Question: I'm feeling very conflicted about my relationship and afraid that I'm going to come across as a bit of a heel. I'm now in my early 50s and about 30 years ago I met a woman who blew me away. She was sophisticated, stunningly beautiful and seemed beyond my reach. She was also 18 years older than me, but then it did not seem to be a problem.
I chased her for a long time and, as I was lucky enough to make a lot of money, I was able to treat her to all kinds of luxuries. She was very wary at the time, saying that the age difference was too much and she was worried that she would regret it later. I brushed all this off as I was blindingly in love and, eventually, we got married and for many years it was brilliant and we were totally into each other.
However, she is now 70 and, while still beautiful and effervescent, there are lots of differences in our relationship and it’s impossible to ignore them. I am no longer attracted to her physically and she is not interested in sex – in fairness, she probably has been pretending to have an interest for a long time.
I know she is worried about me leaving and she does not challenge me in the way she used to and is always checking up on where I am and who I'm with. We did not have any children and it's only in the past few years I've been thinking about this and wondering if I still have a chance for this in my life. I feel so bad for thinking this way, but it's getting harder to ignore the reality of her age and I am simply not near this phase of life myself.
If I wait another 10 years, it will be too late for me to begin again, so I’m wondering should I end the relationship now?
Answer: It feels that you are paralysed in your relationship and this may be mirrored by your partner who is now afraid that if she challenges you or admits her insecurity she will drive you away. Perhaps this is what is really happening in your relationship – she is now very insecure and you are both reacting to this by standing back and evaluating instead of getting stuck in together and working things out.
It seems you were very attracted to her independence of spirit and her beauty and now she is concerned about these things and you may be feeling that you have lost something that was very valuable to you. All relationships hit rough times and perhaps you are over-focusing on the age difference rather than looking at what has created the division and lack of connection.
You say that your partner has lost interest in sex and I wonder about this. Women of 70 can and do have very good sex lives so I’m wondering if she is withdrawing out of fear that her body is not what it once was or that you might now be critical of her. She may be hyper conscious of this but people of all ages have to deal with body changes and with love and acceptance they can come through to allow their bodies the pleasure of sex and intimacy.

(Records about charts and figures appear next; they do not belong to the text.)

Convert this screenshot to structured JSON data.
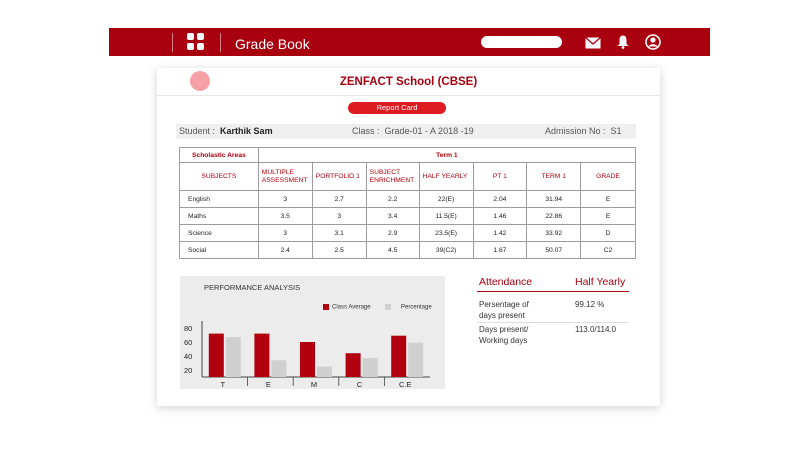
{
  "app": {
    "title": "Grade Book"
  },
  "icons": [
    "grid-icon",
    "mail-icon",
    "bell-icon",
    "user-icon"
  ],
  "colors": {
    "brand": "#a8000f",
    "accent": "#dd1b20",
    "percentage": "#cfcfcf"
  },
  "school": {
    "name": "ZENFACT School (CBSE)",
    "report_button": "Report Card"
  },
  "student": {
    "label": "Student",
    "name": "Karthik Sam",
    "class_label": "Class",
    "class_value": "Grade-01 - A 2018 -19",
    "admission_label": "Admission No",
    "admission_value": "S1"
  },
  "table": {
    "area": "Scholastic Areas",
    "term": "Term 1",
    "headers": [
      "SUBJECTS",
      "MULTIPLE ASSESSMENT",
      "PORTFOLIO 1",
      "SUBJECT ENRICHMENT",
      "HALF YEARLY",
      "PT 1",
      "TERM 1",
      "GRADE"
    ],
    "rows": [
      [
        "English",
        "3",
        "2.7",
        "2.2",
        "22(E)",
        "2.04",
        "31.94",
        "E"
      ],
      [
        "Maths",
        "3.5",
        "3",
        "3.4",
        "11.5(E)",
        "1.46",
        "22.86",
        "E"
      ],
      [
        "Science",
        "3",
        "3.1",
        "2.9",
        "23.5(E)",
        "1.42",
        "33.92",
        "D"
      ],
      [
        "Social",
        "2.4",
        "2.5",
        "4.5",
        "39(C2)",
        "1.67",
        "50.07",
        "C2"
      ]
    ]
  },
  "performance": {
    "title": "PERFORMANCE ANALYSIS",
    "legend": [
      "Class Average",
      "Percentage"
    ]
  },
  "chart_data": {
    "type": "bar",
    "title": "PERFORMANCE ANALYSIS",
    "categories": [
      "T",
      "E",
      "M",
      "C",
      "C.E"
    ],
    "yticks": [
      "80",
      "60",
      "40",
      "20"
    ],
    "ylim": [
      10,
      90
    ],
    "grid": false,
    "legend_position": "top-right",
    "series": [
      {
        "name": "Class Average",
        "color": "#b3000e",
        "values": [
          72,
          72,
          60,
          44,
          69
        ]
      },
      {
        "name": "Percentage",
        "color": "#cfcfcf",
        "values": [
          67,
          34,
          25,
          37,
          59
        ]
      }
    ]
  },
  "attendance": {
    "heading": "Attendance",
    "column": "Half Yearly",
    "rows": [
      {
        "label_line1": "Persentage of",
        "label_line2": "days present",
        "value": "99.12 %"
      },
      {
        "label_line1": "Days present/",
        "label_line2": "Working days",
        "value": "113.0/114.0"
      }
    ]
  }
}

It seems that you both are currently contributing to the question marks around your relationship but you are not talking together about it. This is probably due to fear: fear of causing hurt and upset and fear of bringing on the ending. Earlier, you both took on fear and overcame it with huge success so I wonder if you can again engage and meet each other where you are at with full openness and honesty. This is what intimacy is and you both have been missing this for some time.
Predicting an outcome is not possible but you have desires and needs that need to be discussed and your partner also has desires and fears that she is currently keeping to herself. Surely you two owe it to each other to fully understand what is going on before a decision can be made.
You describe the love you had earlier in the relationship as "blinding" and you may be seeking to re-experience this but real love is trickier and more substantive than that. In a huge research study in 'Enduring Love in the 21st Century', conducted in the UK in 2014, couples reported kindness and friendship as the most important aspects of relationship and perhaps this is something you should prioritise before considering letting go such an important relationship in your life.
If you continue to struggle with this decision, I recommend some sessions with a psychotherapist or psychologist to help you unravel your own issues in this situation.
This is a very important decision and it deserves all the time and attention you can give it.